Leading Canadian Mycologist Keith Seifert was the guest presenter at the June FABI International Seminar. His popularity and the high regard he’s held by the international research community was evident by the large number of people from around the globe that signed in to listen to his presentation “In the right place at the right time: Three “microfungi” that changed the world” on 30 June. Keith has a long association with FABI and has visited South Africa twice before. The fascinating presentation draws from his recently-published book “The Hidden Kingdom of Fungi” and shows how three fungi had profound effects on human affairs. The Great Potato Famine was caused by Phytophthora infestans and Keith traced the path of its devastating impact from its origins to the Irish diaspora of millions of victims to Canada and the USA, Australia and New Zealand, and South Africa. Next, the discovery of penicillin and its impacts on World War II and conflicting concepts of intellectual property was discussed. Finally, the emergence of aflatoxin as a major threat to public health, especially in the developing world. These stories show that the impacts of fungi and fungal research extend far beyond the corridors of science and illustrate that national interests often clash with international cooperation in science.

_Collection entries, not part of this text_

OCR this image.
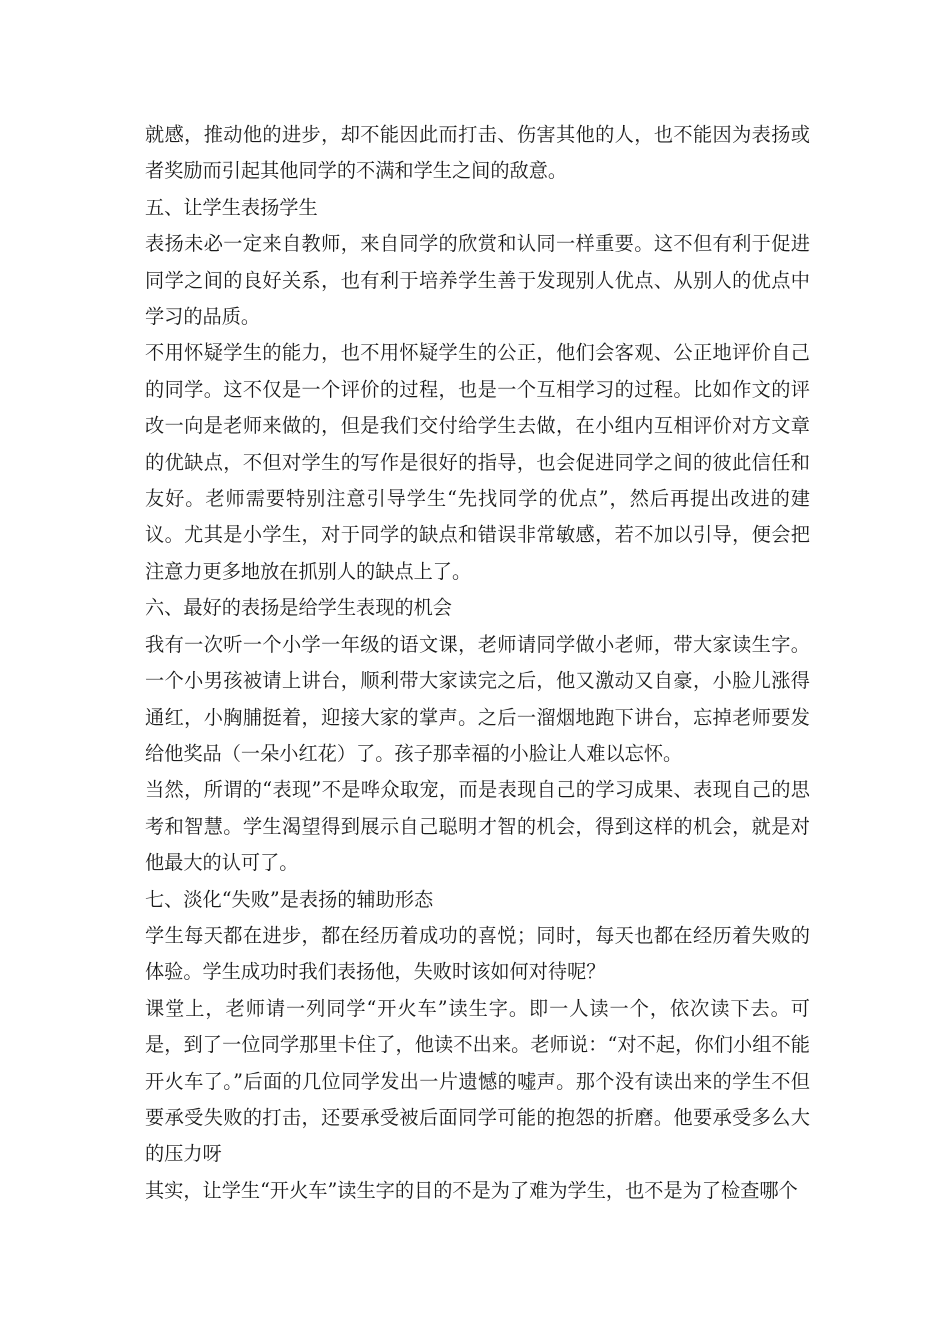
就感，推动他的进步，却不能因此而打击、伤害其他的人，也不能因为表扬或者奖励而引起其他同学的不满和学生之间的敌意。

五、让学生表扬学生

表扬未必一定来自教师，来自同学的欣赏和认同一样重要。这不但有利于促进同学之间的良好关系，也有利于培养学生善于发现别人优点、从别人的优点中学习的品质。

不用怀疑学生的能力，也不用怀疑学生的公正，他们会客观、公正地评价自己的同学。这不仅是一个评价的过程，也是一个互相学习的过程。比如作文的评改一向是老师来做的，但是我们交付给学生去做，在小组内互相评价对方文章的优缺点，不但对学生的写作是很好的指导，也会促进同学之间的彼此信任和友好。老师需要特别注意引导学生“先找同学的优点”，然后再提出改进的建议。尤其是小学生，对于同学的缺点和错误非常敏感，若不加以引导，便会把注意力更多地放在抓别人的缺点上了。

六、最好的表扬是给学生表现的机会

我有一次听一个小学一年级的语文课，老师请同学做小老师，带大家读生字。一个小男孩被请上讲台，顺利带大家读完之后，他又激动又自豪，小脸儿涨得通红，小胸脯挺着，迎接大家的掌声。之后一溜烟地跑下讲台，忘掉老师要发给他奖品（一朵小红花）了。孩子那幸福的小脸让人难以忘怀。

当然，所谓的“表现”不是哗众取宠，而是表现自己的学习成果、表现自己的思考和智慧。学生渴望得到展示自己聪明才智的机会，得到这样的机会，就是对他最大的认可了。

七、淡化“失败”是表扬的辅助形态

学生每天都在进步，都在经历着成功的喜悦；同时，每天也都在经历着失败的体验。学生成功时我们表扬他，失败时该如何对待呢？

课堂上，老师请一列同学“开火车”读生字。即一人读一个，依次读下去。可是，到了一位同学那里卡住了，他读不出来。老师说：“对不起，你们小组不能开火车了。”后面的几位同学发出一片遗憾的嘘声。那个没有读出来的学生不但要承受失败的打击，还要承受被后面同学可能的抱怨的折磨。他要承受多么大的压力呀

其实，让学生“开火车”读生字的目的不是为了难为学生，也不是为了检查哪个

Keith Seifert has, for more than 40 years, specialised in the identification and classification of microscopic fungi producing toxins in crops and foods. He worked as a Research Scientist for Agriculture and Agri-Food Canada in Ottawa from 1990-2019. His academic publications include >250 scientific papers and six books (including two co-edited with Prof. Mike Wingfield). He retired from research in 2019 to write about interactions between science, the arts, history and society.